Construction project cuts are on school board agenda

Plans for tech centers, South Carroll trimmed

public hearing tonight

Carroll County

May 15, 2002|By Jennifer McMenamin | Jennifer McMenamin,SUN STAFF

The Carroll school board will hold a public hearing tonight on the county's preliminary proposal for school construction and renovation projects planned for the next decade.

Parents with children at South Carroll High and the county's two career and technology centers are expected to object to recent decisions to scale back projects at those buildings.

Although South Carroll had been scheduled for a building modernization and fine arts addition - neither of which has received county or state funding - school officials have cut the project to the fine arts addition.

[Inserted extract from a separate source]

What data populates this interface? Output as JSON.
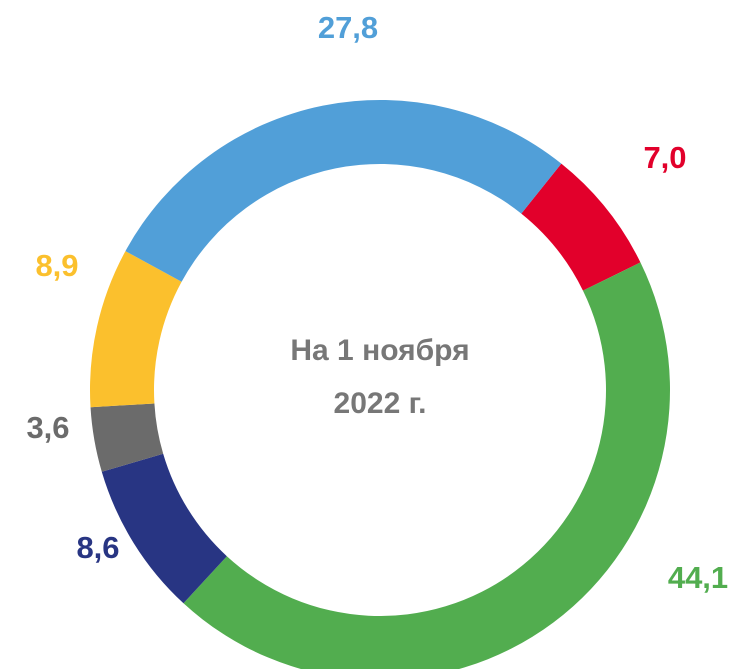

"The fine arts addition still requires a significant amount of work and the whole modernization and fine arts project would have been a significant chunk of money," said Raymond Prokop, the school system's facilities director. "The problem is that there are three elementary schools with more significant needs for a modernization than the high school."

Modernization projects at Charles Carroll, Freedom and William Winchester elementaries are included in the proposed construction plan.

Delayed were upgrades and expansions at Carroll County Career and Technology Center, next to Westminster High, and South Carroll Career and Technology Center, adjacent to South Carroll High.

Interim Superintendent Charles I. Ecker has requested a broad review of the county's training programs, rather than proceed with plans to reconfigure space at Westminster High to make way for additional career and technology programs and to improve facilities in Westminster and South Carroll.

Earlier reviews, Prokop said, have revealed that piecemeal renovations and improvements will not do. Until the instructional staff determines what programs should be cut, continued or expanded, major renovations to either center will be delayed.

"There are so many needs that some people need to make some decisions from an instructional standpoint," Prokop said. "I'll build it, I'll renovate it, I'll modernize it - you just need to tell me what it is."

School officials plan to spend $500,000 in the next year to improve ventilation at the career and technology center in Westminster, where dust and fumes from machine workshops drift into other areas. Additional walls, exhaust fans and floor drains should improve air quality and alleviate health problems, Prokop said.

The meeting is scheduled for 7 p.m. at Cranberry Station Elementary on North Center Street outside Westminster. The school board is expected to vote on the plan at its meeting June 12.